OSDI'20 | A Unified Architecture for Accelerating Distributed DNN Training in Heterogeneous GPU/CPU Clusters

[ganler]

https://static.sched.com/hosted_files/usenixosdi20/00/osdi20-jiang.pdf

[ganler]

Prev data-parallel approaches

• All-Reduce among GPU workers => GPU-GPU bandwidth only
• Parameter Server. (gradients were sent to the CPU worker to update the parameters) => CPU-GPU bandwidth only

In BytePS, the servers are bandwidth or CPU servers. (for other systems, they may directly use a GPU as a server)

What did BytePS do

Fully utilize CPU-GPU + GPU-GPU bandwidth + CPU utilization.

Key idea: Combine PS + All-Reduce.

Observation: As is said in BytePS, the bottleneck of collective communication is CPU-PICe data transfer. (CPU0-P0)

For naive all-reduce, there's (N-1) / k communication workload in the bottleneck.

Step 1: Local Reduce-Scatter:

We do only 1 round of All-reduce locally:

GPUs(say there're k GPUs) using the same PCIe switch talk to each other. i.e., device N send 1 over N of its gradients to device N+1. Then each device holds M/k merged gradients.

Step 2: merged grad => host memory

Step 3: QPI merge

Thus (N-1)/k => 1/k * k = 1 (N is the number of total GPUs. k is the number of GPUs in one group)

[ganler]

Solution for CPU bottleneck

Current optimzation methods are usually considered heavy for CPU processors. So what does the optimization step typically do?

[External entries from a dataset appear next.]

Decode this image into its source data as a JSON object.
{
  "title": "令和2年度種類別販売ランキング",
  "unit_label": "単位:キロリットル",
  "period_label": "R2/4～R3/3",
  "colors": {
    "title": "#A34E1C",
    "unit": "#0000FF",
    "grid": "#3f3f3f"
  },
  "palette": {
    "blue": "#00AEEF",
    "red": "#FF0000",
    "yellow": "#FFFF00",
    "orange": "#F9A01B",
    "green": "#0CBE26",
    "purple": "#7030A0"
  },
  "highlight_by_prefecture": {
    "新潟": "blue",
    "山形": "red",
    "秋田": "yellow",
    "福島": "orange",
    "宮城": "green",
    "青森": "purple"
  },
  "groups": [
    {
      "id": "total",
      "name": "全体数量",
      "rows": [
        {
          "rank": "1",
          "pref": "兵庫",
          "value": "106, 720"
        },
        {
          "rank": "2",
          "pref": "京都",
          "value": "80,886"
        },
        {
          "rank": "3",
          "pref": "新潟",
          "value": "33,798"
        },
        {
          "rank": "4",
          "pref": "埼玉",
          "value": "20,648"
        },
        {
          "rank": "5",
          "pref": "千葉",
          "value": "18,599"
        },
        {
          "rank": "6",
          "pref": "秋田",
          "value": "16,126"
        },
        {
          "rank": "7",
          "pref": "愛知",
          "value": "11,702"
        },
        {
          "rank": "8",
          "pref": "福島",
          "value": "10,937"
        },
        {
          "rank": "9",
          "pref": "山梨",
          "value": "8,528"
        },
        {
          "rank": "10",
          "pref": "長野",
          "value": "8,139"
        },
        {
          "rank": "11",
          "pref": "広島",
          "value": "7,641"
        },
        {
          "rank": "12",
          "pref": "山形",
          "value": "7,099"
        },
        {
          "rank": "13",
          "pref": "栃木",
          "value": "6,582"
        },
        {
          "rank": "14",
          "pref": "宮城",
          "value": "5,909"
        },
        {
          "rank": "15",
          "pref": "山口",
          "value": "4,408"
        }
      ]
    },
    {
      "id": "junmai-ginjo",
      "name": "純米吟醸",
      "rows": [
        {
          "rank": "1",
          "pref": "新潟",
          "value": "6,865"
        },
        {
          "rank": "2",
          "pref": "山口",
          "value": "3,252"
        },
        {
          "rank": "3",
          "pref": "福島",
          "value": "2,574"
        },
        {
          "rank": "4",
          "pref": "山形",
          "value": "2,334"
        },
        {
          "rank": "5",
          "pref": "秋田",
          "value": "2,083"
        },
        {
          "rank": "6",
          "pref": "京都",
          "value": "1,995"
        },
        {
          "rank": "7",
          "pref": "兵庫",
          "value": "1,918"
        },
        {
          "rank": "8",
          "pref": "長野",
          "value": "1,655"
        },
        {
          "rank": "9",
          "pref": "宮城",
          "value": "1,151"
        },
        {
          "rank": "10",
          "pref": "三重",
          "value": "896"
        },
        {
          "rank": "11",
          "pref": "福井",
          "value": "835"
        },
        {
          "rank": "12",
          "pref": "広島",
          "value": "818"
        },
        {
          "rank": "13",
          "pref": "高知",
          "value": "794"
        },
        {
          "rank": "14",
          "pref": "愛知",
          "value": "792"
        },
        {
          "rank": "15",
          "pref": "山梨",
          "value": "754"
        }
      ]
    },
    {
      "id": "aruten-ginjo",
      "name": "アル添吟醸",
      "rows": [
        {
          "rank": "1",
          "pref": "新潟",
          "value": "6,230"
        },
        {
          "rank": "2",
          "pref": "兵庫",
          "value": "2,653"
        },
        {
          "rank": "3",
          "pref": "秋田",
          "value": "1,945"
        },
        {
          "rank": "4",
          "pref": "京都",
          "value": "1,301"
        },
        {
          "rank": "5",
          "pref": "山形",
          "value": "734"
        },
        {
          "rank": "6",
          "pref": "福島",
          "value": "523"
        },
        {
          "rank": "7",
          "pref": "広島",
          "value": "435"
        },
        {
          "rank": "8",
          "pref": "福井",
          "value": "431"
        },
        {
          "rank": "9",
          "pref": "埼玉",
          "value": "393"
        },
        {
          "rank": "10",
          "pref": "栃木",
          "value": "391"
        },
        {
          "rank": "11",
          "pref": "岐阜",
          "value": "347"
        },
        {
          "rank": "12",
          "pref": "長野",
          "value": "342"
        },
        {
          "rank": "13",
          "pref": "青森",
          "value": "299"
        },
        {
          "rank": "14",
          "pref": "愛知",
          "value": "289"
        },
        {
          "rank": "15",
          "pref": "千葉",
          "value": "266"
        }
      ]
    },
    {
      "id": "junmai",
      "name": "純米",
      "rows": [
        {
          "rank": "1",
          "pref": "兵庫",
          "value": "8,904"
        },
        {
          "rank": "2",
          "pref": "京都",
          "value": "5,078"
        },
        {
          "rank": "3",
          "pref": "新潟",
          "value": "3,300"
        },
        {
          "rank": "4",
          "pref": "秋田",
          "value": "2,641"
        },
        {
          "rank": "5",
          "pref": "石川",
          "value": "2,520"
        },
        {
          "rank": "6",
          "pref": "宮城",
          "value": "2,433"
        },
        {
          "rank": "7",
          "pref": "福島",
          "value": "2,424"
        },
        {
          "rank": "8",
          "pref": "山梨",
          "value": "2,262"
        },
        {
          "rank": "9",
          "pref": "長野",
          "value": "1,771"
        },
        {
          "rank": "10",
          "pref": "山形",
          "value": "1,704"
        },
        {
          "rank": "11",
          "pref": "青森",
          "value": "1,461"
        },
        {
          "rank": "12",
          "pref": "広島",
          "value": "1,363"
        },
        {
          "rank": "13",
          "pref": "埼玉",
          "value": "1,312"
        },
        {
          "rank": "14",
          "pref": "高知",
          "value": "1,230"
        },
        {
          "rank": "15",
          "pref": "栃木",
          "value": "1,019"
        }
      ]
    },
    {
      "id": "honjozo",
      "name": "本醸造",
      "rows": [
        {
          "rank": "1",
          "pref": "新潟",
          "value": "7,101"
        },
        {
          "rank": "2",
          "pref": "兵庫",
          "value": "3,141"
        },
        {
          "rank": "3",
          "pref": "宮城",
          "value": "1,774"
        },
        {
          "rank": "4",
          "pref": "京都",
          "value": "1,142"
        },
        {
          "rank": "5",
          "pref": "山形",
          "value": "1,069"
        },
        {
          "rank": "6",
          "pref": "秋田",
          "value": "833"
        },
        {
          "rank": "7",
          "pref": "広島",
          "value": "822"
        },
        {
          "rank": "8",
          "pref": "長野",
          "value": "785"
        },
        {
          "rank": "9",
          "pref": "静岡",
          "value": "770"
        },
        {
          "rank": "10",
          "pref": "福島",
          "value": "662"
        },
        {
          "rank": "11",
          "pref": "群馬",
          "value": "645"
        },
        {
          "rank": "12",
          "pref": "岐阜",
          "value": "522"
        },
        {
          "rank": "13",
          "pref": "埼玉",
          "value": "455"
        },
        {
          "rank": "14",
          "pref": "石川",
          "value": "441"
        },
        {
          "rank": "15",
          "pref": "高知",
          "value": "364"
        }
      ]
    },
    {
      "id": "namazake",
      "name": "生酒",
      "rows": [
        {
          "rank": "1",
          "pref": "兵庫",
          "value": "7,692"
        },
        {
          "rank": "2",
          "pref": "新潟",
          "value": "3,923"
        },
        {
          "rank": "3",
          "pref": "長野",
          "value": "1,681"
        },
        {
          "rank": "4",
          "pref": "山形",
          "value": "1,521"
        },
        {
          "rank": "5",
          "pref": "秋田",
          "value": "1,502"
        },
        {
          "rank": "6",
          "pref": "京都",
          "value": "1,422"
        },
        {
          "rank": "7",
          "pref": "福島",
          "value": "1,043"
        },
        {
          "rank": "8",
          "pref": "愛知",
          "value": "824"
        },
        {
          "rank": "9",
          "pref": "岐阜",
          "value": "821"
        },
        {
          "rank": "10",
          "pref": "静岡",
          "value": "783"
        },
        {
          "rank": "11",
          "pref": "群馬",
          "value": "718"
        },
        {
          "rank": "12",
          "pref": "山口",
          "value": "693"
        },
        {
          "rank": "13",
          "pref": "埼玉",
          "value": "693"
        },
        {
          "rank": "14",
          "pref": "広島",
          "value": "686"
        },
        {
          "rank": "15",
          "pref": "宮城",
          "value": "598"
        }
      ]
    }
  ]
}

• Sum: to aggregate the gradients. i.e., dw = \sum dw_i
• Update: Given the new gradients, update the model parameters. i.e., w += dw

Sum is easy for CPU as instructions like AVX is optimized for such workloads. However, the update stage is too heavy for CPUs. Thus, BytePS proposed the Summation Service as the server in the PS architecture. (i.e., move the heavy computing part to powerful GPUs, and only use CPUs to perform sum operations)

Thus: CPUs and GPUs provide different kinds of services. i.e., do things they are good at.